Identifying a training need
Among other duties, the service’s nurses provide specialised information and education sessions on Multiple Sclerosis and Parkinson’s to various groups such as members and their spouses or carers, other health professionals such as rest home staff and the general community.
Two nurses, Bronnie and Judy, had been searching for a suitable course for some time to improve their presentation skills.
They were both “open to getting as much from the course as possible”.
We wanted to improve the way we presented sessions because we haven’t had any training in this regard, although between us we have presented many education sessions,” Judy said.

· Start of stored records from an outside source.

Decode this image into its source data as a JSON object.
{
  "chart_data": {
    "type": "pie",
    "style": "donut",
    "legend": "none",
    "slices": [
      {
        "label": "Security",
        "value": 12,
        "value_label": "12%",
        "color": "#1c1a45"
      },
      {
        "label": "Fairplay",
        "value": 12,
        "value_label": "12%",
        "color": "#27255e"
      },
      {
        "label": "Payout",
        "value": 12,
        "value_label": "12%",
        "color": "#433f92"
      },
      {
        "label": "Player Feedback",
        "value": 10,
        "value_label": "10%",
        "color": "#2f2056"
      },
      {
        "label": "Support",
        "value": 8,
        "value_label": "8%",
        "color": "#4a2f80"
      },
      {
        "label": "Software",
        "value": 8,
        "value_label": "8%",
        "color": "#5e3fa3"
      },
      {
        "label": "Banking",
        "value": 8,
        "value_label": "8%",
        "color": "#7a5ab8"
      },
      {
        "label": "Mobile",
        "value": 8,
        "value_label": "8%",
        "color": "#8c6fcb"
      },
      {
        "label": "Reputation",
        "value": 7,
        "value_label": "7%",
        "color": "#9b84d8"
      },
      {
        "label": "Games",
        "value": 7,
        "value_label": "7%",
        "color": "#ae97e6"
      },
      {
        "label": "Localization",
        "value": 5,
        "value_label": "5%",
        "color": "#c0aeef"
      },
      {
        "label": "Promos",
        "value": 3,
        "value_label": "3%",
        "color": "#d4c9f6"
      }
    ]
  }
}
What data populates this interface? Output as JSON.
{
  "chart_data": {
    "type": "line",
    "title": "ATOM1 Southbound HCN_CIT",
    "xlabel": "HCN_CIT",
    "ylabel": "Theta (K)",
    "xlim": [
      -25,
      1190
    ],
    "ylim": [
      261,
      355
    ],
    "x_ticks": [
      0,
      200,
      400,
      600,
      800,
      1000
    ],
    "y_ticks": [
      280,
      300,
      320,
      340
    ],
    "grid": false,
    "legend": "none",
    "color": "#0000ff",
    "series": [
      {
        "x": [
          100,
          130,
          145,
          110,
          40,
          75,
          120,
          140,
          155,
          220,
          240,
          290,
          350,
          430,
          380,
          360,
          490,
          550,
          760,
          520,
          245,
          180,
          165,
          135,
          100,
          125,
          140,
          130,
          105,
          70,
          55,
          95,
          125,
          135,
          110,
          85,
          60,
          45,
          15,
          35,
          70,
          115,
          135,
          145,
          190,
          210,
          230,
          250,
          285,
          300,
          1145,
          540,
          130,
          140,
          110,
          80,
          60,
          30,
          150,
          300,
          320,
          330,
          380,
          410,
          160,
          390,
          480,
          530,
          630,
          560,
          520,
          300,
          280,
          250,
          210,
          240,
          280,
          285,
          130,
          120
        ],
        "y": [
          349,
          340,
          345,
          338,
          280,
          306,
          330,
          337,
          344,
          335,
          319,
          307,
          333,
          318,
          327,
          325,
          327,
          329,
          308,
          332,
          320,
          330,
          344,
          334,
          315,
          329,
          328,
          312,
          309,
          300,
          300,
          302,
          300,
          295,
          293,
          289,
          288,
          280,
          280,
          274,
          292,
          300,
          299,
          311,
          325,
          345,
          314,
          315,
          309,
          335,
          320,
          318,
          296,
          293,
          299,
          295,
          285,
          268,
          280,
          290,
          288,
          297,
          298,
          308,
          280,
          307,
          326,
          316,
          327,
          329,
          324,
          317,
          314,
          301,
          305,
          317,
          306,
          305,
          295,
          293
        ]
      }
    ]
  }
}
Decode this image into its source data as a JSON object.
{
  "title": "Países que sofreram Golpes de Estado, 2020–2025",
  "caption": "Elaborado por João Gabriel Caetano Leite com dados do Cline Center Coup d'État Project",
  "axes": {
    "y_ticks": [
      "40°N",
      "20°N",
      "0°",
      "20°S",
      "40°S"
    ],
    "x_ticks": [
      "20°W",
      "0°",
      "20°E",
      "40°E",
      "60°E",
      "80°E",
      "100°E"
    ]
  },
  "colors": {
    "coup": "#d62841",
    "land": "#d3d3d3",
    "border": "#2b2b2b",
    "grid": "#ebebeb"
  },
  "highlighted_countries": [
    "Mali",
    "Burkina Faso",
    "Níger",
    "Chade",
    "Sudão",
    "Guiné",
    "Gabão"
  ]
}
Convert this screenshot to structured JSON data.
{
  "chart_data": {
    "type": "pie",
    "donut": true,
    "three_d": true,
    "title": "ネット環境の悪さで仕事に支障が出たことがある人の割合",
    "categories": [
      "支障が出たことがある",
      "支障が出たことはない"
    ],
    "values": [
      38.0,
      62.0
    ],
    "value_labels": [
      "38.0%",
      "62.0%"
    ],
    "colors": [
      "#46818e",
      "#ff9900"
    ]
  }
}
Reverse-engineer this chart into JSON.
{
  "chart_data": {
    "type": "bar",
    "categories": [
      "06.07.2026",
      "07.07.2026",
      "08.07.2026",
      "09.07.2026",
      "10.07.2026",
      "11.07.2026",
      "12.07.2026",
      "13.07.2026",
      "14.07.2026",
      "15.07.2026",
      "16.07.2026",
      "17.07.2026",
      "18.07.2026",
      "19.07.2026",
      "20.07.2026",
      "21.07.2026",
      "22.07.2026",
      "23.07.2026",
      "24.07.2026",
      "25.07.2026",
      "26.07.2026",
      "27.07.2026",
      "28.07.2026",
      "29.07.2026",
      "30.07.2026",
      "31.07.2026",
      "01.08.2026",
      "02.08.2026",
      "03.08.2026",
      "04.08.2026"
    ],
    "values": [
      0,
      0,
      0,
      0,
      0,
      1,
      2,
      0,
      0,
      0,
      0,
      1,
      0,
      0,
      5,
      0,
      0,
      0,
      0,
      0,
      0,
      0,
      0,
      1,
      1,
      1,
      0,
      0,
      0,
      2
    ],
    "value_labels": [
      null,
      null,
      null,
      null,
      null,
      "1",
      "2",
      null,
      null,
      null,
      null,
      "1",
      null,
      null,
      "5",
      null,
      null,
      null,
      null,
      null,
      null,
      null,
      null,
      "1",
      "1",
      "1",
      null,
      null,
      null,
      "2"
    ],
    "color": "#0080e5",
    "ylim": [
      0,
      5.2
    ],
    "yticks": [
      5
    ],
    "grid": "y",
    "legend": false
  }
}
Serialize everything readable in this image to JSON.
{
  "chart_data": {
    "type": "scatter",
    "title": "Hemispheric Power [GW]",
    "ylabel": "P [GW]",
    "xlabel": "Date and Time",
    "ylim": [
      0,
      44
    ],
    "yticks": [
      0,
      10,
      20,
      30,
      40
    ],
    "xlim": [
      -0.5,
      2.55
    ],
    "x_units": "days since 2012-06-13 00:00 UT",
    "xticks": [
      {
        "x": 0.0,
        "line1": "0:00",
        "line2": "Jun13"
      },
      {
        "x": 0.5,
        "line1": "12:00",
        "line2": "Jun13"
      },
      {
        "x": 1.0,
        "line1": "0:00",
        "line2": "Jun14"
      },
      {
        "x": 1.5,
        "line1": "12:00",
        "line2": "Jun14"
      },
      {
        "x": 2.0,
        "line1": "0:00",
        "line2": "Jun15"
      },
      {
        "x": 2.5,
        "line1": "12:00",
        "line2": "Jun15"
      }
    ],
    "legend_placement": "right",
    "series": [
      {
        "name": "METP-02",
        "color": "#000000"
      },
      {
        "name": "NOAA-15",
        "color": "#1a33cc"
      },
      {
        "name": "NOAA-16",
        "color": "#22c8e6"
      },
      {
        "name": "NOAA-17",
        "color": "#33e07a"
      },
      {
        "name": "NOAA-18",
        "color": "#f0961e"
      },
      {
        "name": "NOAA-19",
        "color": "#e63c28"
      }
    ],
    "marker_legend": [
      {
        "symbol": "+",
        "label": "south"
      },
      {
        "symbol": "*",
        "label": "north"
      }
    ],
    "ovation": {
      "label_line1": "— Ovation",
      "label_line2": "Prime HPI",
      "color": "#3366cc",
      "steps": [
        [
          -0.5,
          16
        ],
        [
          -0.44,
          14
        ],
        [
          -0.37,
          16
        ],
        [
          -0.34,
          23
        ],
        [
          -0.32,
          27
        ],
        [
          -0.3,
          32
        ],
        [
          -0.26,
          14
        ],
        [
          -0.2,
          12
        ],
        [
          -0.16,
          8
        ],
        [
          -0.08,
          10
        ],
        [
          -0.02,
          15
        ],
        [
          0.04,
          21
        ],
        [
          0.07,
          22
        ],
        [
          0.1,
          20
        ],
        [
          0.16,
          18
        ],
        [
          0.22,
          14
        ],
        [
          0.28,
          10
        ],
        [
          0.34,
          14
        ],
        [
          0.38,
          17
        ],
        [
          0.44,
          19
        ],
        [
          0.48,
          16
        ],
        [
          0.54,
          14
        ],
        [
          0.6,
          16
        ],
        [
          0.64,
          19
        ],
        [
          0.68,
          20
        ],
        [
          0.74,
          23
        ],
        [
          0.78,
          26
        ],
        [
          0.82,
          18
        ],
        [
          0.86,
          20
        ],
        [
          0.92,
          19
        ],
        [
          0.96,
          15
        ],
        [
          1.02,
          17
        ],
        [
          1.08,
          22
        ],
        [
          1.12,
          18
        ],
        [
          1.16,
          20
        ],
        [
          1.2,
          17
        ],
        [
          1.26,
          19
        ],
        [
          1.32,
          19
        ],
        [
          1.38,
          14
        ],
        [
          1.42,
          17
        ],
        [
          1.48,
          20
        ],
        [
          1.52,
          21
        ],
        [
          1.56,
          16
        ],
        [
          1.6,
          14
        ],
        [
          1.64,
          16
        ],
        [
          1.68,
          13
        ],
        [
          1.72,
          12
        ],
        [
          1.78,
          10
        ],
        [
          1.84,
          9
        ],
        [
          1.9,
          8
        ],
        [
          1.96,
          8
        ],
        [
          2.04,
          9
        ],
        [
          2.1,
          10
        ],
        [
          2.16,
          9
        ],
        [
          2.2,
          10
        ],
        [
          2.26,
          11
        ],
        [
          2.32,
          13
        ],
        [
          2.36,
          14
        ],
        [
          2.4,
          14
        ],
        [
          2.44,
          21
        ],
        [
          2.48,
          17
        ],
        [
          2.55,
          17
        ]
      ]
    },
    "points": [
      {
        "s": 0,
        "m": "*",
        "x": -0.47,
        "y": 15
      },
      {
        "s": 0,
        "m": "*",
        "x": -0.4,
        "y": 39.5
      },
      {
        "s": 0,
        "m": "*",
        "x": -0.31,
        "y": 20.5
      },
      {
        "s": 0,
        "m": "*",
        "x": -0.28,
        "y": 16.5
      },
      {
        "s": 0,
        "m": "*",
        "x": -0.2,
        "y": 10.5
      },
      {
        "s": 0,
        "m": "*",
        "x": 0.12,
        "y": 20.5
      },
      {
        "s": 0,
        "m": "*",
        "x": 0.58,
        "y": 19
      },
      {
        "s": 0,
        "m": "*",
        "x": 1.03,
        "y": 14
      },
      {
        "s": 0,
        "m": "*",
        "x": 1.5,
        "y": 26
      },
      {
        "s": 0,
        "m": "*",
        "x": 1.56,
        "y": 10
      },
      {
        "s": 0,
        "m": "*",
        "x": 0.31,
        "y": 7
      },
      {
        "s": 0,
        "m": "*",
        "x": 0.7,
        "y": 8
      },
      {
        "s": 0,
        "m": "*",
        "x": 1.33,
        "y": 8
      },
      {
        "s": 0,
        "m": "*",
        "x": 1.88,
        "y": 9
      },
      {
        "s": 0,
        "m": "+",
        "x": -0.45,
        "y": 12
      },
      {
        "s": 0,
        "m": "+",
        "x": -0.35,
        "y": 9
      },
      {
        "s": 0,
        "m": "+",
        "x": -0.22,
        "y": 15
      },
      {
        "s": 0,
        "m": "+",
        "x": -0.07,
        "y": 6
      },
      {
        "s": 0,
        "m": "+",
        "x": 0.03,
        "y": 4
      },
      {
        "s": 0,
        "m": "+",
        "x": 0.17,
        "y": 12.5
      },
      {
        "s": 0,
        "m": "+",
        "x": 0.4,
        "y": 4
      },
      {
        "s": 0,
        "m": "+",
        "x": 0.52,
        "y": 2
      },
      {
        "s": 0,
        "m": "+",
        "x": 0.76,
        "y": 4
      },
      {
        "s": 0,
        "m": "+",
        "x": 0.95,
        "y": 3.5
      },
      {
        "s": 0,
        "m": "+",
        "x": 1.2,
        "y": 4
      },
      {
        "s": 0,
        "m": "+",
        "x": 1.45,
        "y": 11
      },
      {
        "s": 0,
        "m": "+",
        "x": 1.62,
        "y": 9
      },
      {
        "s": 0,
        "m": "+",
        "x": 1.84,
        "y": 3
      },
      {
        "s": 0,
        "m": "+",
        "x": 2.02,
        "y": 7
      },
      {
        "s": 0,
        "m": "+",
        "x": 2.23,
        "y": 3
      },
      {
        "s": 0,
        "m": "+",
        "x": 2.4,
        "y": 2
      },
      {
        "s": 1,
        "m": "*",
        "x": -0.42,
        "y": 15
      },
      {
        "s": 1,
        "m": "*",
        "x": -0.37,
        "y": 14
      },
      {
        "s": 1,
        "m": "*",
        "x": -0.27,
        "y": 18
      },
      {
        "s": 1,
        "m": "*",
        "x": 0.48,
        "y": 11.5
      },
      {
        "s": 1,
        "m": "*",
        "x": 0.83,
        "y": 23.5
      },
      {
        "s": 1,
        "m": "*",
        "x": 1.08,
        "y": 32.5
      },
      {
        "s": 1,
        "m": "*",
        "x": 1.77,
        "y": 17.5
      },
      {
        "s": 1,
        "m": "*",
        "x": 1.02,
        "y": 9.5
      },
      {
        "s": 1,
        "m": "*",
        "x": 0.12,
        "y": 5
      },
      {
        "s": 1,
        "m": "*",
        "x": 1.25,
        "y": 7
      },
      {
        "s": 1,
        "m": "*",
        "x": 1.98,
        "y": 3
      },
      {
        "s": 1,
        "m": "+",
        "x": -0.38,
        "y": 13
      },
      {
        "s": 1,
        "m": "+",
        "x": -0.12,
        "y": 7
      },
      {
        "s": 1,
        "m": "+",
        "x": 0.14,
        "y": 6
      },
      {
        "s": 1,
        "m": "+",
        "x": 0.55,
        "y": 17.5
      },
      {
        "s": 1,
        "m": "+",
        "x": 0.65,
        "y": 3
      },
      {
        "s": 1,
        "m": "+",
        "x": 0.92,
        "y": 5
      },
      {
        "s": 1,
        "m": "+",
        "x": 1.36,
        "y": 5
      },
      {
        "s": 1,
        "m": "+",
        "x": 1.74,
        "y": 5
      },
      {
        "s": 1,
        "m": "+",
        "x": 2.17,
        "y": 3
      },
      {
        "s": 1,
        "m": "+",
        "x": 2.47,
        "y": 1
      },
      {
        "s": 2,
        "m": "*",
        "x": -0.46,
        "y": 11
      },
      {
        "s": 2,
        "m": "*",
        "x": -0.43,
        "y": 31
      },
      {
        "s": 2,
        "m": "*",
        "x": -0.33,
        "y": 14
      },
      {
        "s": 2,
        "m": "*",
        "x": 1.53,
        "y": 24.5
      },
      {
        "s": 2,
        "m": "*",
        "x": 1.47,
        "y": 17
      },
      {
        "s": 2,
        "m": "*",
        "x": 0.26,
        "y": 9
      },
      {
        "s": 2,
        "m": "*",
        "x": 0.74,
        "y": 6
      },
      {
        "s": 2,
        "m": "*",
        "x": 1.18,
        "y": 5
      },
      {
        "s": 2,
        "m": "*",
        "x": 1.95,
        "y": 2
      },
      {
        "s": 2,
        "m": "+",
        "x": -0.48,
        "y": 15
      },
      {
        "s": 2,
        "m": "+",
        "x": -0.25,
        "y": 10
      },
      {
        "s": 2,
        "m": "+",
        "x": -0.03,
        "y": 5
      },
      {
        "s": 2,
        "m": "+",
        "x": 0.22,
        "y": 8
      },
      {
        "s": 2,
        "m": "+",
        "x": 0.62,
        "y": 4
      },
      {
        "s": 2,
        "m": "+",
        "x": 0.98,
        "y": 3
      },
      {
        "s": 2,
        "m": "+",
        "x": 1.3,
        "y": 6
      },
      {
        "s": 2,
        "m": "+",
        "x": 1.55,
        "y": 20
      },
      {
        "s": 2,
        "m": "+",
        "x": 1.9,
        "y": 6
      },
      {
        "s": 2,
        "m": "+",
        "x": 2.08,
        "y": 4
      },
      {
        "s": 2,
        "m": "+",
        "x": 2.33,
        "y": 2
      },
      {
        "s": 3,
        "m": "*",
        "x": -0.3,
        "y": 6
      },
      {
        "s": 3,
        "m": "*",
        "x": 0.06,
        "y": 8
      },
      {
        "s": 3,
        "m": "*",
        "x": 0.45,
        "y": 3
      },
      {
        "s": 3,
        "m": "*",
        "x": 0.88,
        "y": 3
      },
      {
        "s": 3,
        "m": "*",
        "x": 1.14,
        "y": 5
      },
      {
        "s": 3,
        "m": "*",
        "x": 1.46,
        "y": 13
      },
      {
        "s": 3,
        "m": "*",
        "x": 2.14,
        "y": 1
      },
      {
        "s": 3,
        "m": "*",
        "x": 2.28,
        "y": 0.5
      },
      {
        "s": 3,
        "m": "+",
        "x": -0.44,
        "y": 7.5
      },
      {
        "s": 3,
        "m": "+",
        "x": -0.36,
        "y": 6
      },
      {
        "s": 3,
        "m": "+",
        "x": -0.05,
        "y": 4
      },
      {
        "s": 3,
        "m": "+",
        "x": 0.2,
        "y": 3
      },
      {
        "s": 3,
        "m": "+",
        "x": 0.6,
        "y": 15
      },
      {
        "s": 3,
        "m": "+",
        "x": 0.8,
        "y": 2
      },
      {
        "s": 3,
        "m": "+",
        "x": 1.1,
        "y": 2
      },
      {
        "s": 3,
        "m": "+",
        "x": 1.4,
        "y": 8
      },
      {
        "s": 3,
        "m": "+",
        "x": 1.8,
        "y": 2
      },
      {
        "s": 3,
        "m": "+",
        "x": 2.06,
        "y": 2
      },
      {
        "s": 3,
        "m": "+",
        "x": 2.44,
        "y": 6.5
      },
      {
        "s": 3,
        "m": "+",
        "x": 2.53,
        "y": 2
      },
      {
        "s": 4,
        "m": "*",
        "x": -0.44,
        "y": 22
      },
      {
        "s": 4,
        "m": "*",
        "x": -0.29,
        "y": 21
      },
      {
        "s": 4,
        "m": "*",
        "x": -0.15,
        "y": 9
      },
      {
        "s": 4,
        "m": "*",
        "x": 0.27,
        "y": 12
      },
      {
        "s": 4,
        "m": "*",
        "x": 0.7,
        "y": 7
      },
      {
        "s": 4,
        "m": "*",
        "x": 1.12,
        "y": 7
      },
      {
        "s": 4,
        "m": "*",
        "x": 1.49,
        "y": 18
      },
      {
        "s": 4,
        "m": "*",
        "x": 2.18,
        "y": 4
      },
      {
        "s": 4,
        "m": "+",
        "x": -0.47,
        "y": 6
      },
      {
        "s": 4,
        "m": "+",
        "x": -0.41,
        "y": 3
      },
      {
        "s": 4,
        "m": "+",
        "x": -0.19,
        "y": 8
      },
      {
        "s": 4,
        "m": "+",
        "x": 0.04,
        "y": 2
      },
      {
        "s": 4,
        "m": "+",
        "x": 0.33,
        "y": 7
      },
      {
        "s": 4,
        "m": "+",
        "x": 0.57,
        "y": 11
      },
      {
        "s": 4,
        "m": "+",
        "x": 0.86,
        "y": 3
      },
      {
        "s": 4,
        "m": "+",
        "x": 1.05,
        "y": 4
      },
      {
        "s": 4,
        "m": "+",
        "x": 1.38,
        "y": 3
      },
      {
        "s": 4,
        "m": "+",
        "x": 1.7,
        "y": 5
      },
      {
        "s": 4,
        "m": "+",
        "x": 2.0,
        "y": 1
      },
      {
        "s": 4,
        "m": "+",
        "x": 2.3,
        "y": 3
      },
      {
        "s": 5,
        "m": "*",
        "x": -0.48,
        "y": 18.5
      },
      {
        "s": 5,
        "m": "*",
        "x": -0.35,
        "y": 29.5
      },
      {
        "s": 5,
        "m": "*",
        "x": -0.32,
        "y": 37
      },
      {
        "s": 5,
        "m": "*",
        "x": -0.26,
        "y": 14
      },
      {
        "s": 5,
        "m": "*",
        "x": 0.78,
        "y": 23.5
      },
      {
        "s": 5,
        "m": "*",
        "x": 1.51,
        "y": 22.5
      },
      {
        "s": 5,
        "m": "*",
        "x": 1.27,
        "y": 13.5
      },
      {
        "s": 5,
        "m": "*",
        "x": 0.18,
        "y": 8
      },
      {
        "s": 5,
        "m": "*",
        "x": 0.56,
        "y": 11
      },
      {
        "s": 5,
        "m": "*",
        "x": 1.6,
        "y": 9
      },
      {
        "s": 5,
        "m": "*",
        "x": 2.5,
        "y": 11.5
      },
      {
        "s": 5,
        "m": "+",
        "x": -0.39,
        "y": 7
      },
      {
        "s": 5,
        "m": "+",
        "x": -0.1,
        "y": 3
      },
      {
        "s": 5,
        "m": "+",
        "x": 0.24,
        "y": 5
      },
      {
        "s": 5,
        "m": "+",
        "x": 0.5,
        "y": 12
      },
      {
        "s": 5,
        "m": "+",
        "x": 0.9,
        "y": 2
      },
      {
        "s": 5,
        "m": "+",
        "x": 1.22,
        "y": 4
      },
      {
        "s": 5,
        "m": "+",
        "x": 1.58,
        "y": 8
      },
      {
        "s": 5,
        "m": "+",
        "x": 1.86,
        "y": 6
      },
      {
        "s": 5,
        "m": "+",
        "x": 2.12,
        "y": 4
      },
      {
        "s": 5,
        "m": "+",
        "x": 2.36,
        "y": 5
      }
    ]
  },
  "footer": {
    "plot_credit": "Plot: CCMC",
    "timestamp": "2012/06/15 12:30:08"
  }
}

Examples of these sessions include a one-hour presentation to nursing students at CPIT; running a six-week self-management programme called ‘Living well with Parkinson’s’; facilitating a support group for people with Multiple Sclerosis; or presenting at a Spouses’ Information Day (for spouses of people with Parkinson’s).
Bronnie and Judy discovered a course called ‘Developing practices for new tertiary teachers’ offered by AKO Aotearoa, the National Centre for Tertiary Teaching Excellence. While it was designed for new tertiary teachers, the course is also relevant for staff working on professional development.
The service applied to Te Pou for a Workforce Development grant to enable them to attend.
Deriving value, achieving results
According to the service’s manager Robin Furley, the training was “low cost but high impact” and very worthwhile.
Delivered in an interactive half-day workshop, its content focused on helping practitioner’s link teaching and learning theories to presentations, so that their teaching delivery is interesting and engaging.
It introduced key theories and current understandings about adult learning. Workshop facilitators Judith Honeyfield and Cath Fraser from Bay of Plenty Polytechnic, based the session on their resource – Signposts – which is a guide that offers a variety of learning and teaching strategies, practices and processes to help new teachers pass on their expert knowledge to learners.
Putting theory into practice
Bronnie and Judy were inspired by the course.
We also learned how to use PowerPoint in a way that keeps people engaged and interested in the topic being presented.”
It also gave Judy the confidence to present a case study at the 2015 Multiple Sclerosis Nurses of Australasia conference. Judy used a video case study, including narrative from client interviews, to make the presentation more meaningful by having the person involved speaking of their own journey with MS. Although Judy taught herself how to edit the video, she thought of the idea during the course.
Bronnie gained a different and fresh perspective on presenting which enabled her to review the frequently delivered course ‘Living Well with Parkinson’s’. She is applying the techniques she learned to make the course more interactive, not too “full on” and to ensure the more difficult topics, such as depression and anxiety, are more relevant and useful.
Both nurses learned many different ways to involve course participants.
An important fact they learned is that only 15 per cent of presentation time should be facilitator-led. They now plan their presentations around this learning, ensuring presentations include more audience participation than previously and use more variety, such as using YouTube clips and a speed-dating tool.
Taking their training to the next level
A recent highlight, which is a direct result of their improved presentation skills, was winning an award for the best poster at the Multiple Sclerosis Nurses of Australasia conference held at Te Papa in August 2016. The poster MS and sexuality was developed in conjunction with the local Neuro Nurses Group, and presented by Judy at the conference.
With their newly acquired enthusiasm for making information more easily accessed and understood, Bronnie and Judy are hoping to hone their presentation skills even more by doing a follow-up course in 2016.